Thursday , November 28, 2024

A Banker’s Nightmare: Social Networks Beget a Slew of PayPals

Non-bank threats to banking franchises like electronic payments are nothing new, but if a researcher is correct, banks and the card networks they built could soon find themselves under assault from a whole new batch of players that have found a niche in social networks and online gaming. “I don’t want to sound alarmist, but they will make inroads in transaction volume and revenue that accrue to banks and card networks,” Patricia McGinnis, principal analyst at Mercator Advisory Group Inc., tells Digital Transactions News.

These upstart processors, most of which have emerged only in the past couple of years, are fulfilling a need for micropayments for digital content for now, and so might seem to pose little threat to titans like Visa Inc. and MasterCard Inc. But the massive scope of social networks like Facebook, which boasts more than 400 million users, coupled with the rapid rise of social gaming, is propelling these companies toward increasing economies of scale, McGinnis argues. That will soon allow them to seek new markets in higher-ticket online goods, including physical goods, and at the physical point of sale.

McGinnis says the current pattern has already played out in the recent past, accounting for the rise of bank nemesis PayPal Inc. “PayPal got established in eBay and used that as a foundation from which it could expand in all sorts of directions,” she says.

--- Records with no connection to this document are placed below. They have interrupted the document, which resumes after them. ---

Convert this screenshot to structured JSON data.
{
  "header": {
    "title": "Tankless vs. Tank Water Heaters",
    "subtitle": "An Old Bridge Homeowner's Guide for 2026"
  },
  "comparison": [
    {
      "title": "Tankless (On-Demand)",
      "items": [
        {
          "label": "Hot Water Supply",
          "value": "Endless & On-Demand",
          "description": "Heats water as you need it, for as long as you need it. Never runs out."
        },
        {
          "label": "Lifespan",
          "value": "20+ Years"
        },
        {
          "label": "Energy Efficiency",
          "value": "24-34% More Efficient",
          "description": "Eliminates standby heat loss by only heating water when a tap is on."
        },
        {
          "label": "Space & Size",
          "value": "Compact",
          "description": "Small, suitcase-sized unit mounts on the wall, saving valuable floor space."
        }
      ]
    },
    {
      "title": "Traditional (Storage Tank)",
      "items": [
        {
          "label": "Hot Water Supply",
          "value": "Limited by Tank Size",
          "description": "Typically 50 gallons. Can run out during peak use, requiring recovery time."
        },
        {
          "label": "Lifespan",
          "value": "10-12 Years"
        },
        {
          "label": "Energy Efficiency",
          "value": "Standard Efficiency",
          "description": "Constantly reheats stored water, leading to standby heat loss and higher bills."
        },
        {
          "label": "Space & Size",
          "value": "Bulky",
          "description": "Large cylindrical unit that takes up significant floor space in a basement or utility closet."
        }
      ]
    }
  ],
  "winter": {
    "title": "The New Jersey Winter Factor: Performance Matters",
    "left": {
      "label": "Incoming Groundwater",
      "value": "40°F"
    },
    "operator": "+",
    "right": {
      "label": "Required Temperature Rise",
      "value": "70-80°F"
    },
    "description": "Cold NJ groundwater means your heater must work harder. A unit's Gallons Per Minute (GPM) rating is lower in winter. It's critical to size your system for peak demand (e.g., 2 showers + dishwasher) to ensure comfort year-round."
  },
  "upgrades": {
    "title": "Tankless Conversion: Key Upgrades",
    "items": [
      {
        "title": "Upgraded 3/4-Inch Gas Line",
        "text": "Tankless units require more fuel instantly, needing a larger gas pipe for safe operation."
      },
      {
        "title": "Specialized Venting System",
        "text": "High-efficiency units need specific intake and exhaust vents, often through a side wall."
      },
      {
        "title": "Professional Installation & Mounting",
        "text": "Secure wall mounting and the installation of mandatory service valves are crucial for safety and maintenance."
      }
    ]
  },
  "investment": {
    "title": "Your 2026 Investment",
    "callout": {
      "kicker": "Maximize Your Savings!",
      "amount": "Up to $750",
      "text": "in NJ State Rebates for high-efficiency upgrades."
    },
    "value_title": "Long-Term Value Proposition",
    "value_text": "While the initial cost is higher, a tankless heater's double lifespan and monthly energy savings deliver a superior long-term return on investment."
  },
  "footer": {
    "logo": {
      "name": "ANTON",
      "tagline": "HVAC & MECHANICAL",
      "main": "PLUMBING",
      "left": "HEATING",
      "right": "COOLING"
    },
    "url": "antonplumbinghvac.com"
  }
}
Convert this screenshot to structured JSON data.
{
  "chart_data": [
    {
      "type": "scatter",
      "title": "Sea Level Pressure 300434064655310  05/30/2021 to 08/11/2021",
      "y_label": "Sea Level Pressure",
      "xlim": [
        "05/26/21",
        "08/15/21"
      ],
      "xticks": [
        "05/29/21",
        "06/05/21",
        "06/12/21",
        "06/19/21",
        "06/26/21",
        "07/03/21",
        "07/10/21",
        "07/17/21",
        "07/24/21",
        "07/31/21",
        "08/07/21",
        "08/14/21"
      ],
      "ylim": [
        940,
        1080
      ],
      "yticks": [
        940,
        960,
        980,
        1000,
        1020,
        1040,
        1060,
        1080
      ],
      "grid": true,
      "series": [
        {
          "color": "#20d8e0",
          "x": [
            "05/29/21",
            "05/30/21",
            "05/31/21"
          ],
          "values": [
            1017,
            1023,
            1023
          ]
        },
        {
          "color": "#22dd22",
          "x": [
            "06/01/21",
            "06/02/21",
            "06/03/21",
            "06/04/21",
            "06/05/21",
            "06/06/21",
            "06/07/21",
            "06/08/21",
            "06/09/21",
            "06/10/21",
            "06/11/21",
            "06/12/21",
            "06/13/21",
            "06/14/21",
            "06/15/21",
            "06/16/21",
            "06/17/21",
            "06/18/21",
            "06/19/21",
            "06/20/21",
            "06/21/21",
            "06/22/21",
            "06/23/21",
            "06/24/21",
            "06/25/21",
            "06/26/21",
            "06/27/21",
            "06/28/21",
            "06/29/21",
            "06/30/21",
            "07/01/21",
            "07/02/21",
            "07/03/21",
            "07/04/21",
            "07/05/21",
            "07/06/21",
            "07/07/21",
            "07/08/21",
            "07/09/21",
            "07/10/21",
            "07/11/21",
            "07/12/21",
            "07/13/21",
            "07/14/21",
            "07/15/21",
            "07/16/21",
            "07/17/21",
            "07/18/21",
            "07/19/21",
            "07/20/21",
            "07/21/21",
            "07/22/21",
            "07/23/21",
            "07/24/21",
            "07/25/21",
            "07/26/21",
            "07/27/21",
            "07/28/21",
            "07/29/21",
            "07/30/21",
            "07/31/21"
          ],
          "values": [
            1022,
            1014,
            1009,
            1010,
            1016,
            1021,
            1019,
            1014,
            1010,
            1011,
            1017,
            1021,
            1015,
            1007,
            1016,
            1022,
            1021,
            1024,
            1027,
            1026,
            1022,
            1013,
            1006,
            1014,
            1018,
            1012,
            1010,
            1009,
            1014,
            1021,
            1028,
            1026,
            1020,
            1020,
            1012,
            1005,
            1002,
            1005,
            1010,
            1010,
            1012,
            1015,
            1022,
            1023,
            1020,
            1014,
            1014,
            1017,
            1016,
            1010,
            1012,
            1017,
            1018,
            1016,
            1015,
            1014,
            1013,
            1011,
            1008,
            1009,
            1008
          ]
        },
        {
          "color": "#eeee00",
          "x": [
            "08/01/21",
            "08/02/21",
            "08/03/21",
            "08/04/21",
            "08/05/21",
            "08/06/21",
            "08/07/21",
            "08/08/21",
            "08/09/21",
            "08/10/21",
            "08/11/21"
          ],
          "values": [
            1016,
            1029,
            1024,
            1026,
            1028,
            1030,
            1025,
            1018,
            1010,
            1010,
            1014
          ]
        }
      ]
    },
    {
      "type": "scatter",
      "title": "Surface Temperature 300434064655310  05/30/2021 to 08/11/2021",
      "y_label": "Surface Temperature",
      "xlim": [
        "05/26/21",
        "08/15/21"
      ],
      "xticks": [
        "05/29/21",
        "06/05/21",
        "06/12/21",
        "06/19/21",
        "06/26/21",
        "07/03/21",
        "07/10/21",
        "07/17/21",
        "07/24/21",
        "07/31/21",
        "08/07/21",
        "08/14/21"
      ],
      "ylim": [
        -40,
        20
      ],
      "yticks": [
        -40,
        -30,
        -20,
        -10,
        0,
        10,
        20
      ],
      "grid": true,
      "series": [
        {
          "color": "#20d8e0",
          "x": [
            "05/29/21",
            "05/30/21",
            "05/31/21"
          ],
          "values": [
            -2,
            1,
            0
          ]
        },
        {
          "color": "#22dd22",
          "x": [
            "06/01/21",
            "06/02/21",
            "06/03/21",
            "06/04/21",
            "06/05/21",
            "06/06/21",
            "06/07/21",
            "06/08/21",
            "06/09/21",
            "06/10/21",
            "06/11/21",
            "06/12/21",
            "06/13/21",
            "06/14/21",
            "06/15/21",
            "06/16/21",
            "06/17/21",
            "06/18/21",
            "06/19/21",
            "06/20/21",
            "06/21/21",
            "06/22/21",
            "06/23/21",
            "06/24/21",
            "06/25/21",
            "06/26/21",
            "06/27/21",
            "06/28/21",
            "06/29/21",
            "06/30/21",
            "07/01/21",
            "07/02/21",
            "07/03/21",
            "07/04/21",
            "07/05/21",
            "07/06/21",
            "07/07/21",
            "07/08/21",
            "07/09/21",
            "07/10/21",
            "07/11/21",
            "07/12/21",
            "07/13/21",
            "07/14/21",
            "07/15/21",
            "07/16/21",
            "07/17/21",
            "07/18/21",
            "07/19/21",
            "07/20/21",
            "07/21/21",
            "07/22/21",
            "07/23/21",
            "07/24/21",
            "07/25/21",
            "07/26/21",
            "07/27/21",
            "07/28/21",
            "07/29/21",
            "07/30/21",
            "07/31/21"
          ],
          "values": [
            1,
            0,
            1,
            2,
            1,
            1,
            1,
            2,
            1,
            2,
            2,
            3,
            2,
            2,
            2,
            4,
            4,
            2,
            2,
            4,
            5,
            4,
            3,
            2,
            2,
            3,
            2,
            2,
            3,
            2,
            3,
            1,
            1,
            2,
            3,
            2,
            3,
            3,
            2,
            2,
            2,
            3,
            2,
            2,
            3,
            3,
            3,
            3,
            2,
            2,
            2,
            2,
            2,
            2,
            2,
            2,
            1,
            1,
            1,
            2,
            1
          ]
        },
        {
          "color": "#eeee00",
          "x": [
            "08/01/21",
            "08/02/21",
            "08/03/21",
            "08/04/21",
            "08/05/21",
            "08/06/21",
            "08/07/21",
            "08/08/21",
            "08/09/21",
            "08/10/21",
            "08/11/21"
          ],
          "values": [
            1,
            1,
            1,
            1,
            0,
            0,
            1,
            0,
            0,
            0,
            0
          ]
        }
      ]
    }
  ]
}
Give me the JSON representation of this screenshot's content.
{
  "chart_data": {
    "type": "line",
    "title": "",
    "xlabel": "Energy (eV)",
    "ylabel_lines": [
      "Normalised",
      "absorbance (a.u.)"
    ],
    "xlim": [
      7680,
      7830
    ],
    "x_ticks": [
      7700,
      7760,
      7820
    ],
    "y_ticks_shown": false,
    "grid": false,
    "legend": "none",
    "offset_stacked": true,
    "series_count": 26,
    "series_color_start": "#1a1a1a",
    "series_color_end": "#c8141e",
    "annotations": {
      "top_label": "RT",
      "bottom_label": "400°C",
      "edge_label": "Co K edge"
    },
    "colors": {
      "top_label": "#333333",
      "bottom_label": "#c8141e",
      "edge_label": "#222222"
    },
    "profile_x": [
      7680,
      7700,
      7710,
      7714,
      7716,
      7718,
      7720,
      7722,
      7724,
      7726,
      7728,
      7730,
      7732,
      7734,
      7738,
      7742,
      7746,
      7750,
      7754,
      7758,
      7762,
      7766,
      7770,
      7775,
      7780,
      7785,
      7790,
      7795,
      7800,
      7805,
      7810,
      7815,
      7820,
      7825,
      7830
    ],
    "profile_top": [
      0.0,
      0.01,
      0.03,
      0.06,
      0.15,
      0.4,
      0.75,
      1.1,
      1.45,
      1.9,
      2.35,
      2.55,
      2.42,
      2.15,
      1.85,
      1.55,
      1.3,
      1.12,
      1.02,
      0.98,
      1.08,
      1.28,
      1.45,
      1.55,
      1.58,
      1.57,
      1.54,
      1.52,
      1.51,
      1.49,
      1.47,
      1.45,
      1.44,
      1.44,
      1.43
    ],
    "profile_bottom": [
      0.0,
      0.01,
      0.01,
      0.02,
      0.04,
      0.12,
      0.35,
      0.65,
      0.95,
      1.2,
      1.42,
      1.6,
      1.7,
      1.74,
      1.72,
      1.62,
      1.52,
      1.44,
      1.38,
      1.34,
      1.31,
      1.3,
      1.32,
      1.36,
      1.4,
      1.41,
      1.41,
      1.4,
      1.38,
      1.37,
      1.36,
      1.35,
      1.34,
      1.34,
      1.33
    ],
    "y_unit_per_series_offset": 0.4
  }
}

Maynard, Mass.-based Mercator released a report this week by McGinnis that she intends as a warning to banks about the risk to traditional card payments. “It’s a heads up,” she notes. “There is a significant risk some of these new players could move into segments of business that traditional players think belong to them. They should be paying attention.” The new players have benefited from access to low-cost transaction networks like the automated clearing house or have leveraged systems that let users charge purchases to their mobile bills.

Another factor working in the newcomers’ favor is the emergence of smart phones, which have the built-in intelligence to enable mobile wallets as well as interactivity with both marketing data bases and payment-settlement networks. These devices can provide a bridge for what are currently e-commerce processors to reach the physical point of sale, McGinnis points out. Evidence of this trend emerged earlier this week with news that PayPal and Google Inc. have found ways to let accountholders with their payment systems use their handsets to tap those accounts with physical merchants (Digital Transactions News, July 6).

Indeed, McGinnis argues that banks that aggressively pursue mobile strategies stand the best chance of offsetting potential card-volume losses. Many banks have adopted mobile-banking programs, and some have started to test person-to-person products based on handsets. “Because you’re in mobile you have the opportunity to build another revenue stream that will allow you to net come out even,” she says.

Not all of the newcomers have found success with their initial business models, however. Atlanta-based Twitpay, for example, recently changed its emphasis from person-to-person payments to donations to nonprofits and political campaigns (Digital Transactions News, June 15). It relies on the communication network set up by the hugely popular Twitter microblogging site to move funds.

McGinnis says success for any of the new players will depend on finding the right combination of variables that fall into five categories: user demographics, type of payment activity, device interface, settlement system, and local-market factors like language and currency. “Some will come up with a combination that works,” she says.

McGinnis’s report is entitled “Social Networks And Consumer Payments: Disruptions Ahead! Or…the Games People Play.”